KÜRESEL AŞI PAZARI SON BİR YILLIK DÖNEMDE KÖKLÜ BİR DÖNÜŞÜM GEÇİRDİ. GENEL İLAÇ PAZARININ NİSPETEN KÜÇÜK BİR PARÇASI OLSA DA 2020’DE AŞI SEKTÖRÜ 35 MİLYAR DOLAR SATIŞ HACMİNE ULAŞTI. SAĞLIK SİSTEMLERİNE, TOPLUMA VE EKONOMİYE ÖNEMLİ FAYDALAR SAĞLAYAN AŞI SEKTÖRÜNDE, İLAÇ ENDÜSTRİSİNDE OLDUĞU GİBİ ÇOK ULUSLU ŞİRKETLERİN HÂKİMİYETİ İSE DEVAM EDİYOR.
KADRİYE N. TUNÇSİPER
Birçok hastalığın önlenmesinin basit ve etkili yolu olan aşılar, bulaşıcı hastalıklara karşı bağışıklık sağlanması ve halk sağlığının korunması için en uygun maliyetli yöntem olmayı sürdürüyor. İlk kez 1796’da çiçek hastalığına karşı geliştirilen aşılar ile milyonlarca insanın hayatı kurtulurken, bulaşıcı çocukluk çağı hastalıklarına karşı aşılama programları ile bazı hastalıkların yeryüzünden silinmesi sağlandı.
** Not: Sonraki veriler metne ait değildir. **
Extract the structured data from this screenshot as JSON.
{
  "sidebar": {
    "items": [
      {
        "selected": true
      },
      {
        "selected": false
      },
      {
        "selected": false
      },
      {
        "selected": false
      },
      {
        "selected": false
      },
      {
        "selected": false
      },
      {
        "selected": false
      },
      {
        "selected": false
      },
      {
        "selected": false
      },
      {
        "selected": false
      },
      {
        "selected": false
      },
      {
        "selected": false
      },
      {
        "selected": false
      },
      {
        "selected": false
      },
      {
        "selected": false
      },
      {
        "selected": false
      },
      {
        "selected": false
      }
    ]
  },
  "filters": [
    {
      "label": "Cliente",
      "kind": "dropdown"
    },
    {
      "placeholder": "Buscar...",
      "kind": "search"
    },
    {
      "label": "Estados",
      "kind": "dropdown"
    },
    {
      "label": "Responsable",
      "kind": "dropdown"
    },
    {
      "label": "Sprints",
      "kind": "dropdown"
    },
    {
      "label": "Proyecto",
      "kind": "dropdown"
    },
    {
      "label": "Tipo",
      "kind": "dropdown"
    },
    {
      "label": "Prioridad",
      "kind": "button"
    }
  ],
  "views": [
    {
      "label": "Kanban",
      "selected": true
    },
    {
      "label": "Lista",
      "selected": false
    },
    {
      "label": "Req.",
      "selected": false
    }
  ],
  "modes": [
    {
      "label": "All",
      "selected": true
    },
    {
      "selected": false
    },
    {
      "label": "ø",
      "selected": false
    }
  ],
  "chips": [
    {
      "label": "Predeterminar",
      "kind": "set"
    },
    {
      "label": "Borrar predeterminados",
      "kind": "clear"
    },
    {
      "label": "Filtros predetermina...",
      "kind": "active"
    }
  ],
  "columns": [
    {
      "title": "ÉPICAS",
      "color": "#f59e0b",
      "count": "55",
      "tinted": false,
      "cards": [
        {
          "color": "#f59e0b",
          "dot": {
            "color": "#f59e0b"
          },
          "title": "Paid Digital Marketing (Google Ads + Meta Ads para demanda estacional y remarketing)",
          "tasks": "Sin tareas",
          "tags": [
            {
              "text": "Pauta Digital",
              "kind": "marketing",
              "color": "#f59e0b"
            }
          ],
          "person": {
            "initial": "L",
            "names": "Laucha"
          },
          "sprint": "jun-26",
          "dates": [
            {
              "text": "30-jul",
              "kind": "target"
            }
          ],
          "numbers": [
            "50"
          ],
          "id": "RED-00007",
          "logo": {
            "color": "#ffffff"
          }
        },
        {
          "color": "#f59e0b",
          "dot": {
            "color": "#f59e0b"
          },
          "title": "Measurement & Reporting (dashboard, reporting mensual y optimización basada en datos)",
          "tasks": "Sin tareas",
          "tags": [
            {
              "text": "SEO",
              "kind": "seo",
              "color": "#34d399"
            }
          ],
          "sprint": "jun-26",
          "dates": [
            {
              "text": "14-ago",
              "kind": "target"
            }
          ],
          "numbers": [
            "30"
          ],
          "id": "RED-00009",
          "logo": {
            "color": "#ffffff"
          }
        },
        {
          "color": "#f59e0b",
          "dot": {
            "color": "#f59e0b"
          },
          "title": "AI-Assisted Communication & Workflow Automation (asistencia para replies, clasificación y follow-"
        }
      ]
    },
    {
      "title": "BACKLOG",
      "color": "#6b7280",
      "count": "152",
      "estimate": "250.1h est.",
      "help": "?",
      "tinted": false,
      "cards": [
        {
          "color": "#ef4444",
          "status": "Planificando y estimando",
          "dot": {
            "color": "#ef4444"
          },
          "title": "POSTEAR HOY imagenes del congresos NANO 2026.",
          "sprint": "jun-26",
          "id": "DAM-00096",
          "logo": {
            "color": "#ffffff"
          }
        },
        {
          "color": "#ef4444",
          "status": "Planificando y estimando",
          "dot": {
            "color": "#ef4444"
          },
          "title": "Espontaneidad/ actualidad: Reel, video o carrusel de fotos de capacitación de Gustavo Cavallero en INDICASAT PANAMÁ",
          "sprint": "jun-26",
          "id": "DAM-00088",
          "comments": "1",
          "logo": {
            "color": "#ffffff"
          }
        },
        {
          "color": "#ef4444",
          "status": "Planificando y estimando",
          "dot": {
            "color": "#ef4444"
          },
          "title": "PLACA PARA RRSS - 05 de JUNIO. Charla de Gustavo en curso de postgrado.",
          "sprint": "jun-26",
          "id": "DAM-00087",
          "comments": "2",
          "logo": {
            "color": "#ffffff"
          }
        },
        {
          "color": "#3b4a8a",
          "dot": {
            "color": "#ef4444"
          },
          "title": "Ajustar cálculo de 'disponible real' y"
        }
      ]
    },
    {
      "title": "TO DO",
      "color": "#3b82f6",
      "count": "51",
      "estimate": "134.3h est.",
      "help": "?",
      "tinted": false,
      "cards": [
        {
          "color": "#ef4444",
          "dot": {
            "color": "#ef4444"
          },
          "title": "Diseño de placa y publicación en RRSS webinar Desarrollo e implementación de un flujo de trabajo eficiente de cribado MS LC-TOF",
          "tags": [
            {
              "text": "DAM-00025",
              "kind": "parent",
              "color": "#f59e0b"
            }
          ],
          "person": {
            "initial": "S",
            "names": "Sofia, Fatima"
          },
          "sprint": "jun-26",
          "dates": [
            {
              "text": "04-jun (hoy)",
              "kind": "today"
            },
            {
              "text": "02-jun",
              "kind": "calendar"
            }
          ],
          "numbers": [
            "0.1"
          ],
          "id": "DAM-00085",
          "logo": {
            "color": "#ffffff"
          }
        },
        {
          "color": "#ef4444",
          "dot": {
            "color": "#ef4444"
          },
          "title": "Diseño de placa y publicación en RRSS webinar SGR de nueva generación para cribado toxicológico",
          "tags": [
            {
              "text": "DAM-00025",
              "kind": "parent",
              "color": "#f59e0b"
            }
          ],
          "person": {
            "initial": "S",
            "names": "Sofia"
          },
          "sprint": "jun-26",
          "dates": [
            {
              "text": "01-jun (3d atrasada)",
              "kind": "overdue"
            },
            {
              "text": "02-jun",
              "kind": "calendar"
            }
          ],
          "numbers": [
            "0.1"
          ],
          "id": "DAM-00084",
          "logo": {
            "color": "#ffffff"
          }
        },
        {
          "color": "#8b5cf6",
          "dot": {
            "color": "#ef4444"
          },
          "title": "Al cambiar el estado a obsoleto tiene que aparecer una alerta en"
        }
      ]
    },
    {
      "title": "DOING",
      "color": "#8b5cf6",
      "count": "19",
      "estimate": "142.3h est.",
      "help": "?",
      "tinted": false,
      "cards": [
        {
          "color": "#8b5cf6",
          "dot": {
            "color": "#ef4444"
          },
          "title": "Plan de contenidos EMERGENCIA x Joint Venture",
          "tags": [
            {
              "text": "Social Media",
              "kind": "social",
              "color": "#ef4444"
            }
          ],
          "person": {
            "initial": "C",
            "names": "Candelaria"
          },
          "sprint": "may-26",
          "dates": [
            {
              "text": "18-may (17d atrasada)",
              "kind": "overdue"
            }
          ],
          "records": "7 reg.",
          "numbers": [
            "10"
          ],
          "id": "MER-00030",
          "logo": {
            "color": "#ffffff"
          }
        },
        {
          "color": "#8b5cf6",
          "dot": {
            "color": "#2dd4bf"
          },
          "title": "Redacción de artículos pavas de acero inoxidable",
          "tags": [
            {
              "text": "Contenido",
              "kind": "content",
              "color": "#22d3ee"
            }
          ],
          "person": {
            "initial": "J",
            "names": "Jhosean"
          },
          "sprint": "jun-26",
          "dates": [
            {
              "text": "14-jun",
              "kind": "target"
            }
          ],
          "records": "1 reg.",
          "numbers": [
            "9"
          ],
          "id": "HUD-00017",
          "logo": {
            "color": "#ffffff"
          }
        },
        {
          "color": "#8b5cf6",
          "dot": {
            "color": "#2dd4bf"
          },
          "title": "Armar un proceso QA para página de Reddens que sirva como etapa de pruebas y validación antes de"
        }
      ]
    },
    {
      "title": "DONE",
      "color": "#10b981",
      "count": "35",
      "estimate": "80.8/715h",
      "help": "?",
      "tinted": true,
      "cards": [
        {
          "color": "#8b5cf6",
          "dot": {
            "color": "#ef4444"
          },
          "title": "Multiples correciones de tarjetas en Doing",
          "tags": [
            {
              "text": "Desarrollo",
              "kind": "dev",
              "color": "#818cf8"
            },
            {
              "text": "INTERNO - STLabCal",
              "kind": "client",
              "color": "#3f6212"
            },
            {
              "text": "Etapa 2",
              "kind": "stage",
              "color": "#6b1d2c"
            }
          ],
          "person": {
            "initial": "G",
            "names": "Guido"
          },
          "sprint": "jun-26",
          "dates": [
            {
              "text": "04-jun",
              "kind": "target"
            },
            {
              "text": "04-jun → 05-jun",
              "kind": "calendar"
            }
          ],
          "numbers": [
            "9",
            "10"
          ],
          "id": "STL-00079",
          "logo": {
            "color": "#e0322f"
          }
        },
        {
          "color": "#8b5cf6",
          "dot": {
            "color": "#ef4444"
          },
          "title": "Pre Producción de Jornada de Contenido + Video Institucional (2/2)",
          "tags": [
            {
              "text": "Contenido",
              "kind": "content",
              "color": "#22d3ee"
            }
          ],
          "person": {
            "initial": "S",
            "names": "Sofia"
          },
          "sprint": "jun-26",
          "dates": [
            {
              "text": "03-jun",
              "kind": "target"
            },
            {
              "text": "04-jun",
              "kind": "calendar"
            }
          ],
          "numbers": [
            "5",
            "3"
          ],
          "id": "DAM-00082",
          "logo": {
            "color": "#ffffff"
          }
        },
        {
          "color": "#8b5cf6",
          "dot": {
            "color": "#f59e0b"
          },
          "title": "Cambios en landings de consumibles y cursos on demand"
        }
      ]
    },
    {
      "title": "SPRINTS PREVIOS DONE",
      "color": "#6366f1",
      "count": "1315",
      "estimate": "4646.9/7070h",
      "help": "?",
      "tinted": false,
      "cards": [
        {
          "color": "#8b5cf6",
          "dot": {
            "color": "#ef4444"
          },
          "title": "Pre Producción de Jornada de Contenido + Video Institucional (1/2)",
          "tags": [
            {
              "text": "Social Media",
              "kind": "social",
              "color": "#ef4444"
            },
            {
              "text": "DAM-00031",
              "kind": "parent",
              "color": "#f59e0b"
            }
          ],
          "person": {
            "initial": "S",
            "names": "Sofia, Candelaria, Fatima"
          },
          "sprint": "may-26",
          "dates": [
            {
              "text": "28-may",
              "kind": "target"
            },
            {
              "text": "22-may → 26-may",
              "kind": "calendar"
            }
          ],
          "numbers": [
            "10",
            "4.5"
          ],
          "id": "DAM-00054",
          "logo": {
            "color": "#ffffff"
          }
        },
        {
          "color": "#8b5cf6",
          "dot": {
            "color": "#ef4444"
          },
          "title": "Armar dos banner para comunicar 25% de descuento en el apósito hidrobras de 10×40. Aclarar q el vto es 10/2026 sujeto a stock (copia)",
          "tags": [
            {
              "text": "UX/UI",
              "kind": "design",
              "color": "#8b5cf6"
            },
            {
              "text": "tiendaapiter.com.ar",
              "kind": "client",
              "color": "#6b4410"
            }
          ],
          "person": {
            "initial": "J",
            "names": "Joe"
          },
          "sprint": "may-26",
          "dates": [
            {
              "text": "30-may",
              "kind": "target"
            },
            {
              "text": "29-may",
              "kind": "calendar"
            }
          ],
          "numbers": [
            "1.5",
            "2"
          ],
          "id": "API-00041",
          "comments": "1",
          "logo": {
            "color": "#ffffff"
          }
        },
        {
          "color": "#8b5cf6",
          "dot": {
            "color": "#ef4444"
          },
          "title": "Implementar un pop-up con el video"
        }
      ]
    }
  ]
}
Pandemi ile yeniden günlük hayatımızın bir parçası haline gelen aşılama, tüm dikkatleri yeniden dünya aşı üretimine çevirdi. Dünya çapında 50’nin üzerinde ülkede aşı şirketi bulunsa da; uzun süredir GSK, Pfizer, Sanofi ve Merck’in başını çektiği çok uluslu şirketler, küresel aşı satışlarının yüzde 80’ini elinde bulundurmaya devam ediyor. Ayrıca aşılar, bu şirketlerin gelir akışlarının önemli bir parçası ve 2019’daki toplam gelirlerin yüzde 13 ila 21’ini oluşturuyor.
ABD ve Avrupa merkezli şirketlerin sektörde hâkimiyeti devam etse de, Hindistan küresel çapta bir aşı şirketine sahip olmasa da dünyanın eczanesi olarak anılıyor ve aşıların yüzde 60’ının üretildiği ülke durumunda.
KOVİD-19 İLE GELEN DÖNÜŞÜM
2020 boyunca araştırma enstitüleri ve ilaç endüstrisi Kovid-19’a aşı bulmak için hummalı bir çalışma içerisine girerken, dünya genelinde 394 aşı çalışması başlatıldı. Salgın, aşılar için sektördeki yatırımların ve ar-ge faaliyetlerinin artmasına neden olurken, dünya çapında aşı pazarının büyümesini hızlandıran en önemli faktör oldu. Örneğin Kovid-19 salgınının aşı pazarı üzerindeki etkisine yönelik IMARC Group tarafından hazırlanan rapor, 2025’te pazar değerinin 57 milyar dolara ulaşacağını gösteriyor.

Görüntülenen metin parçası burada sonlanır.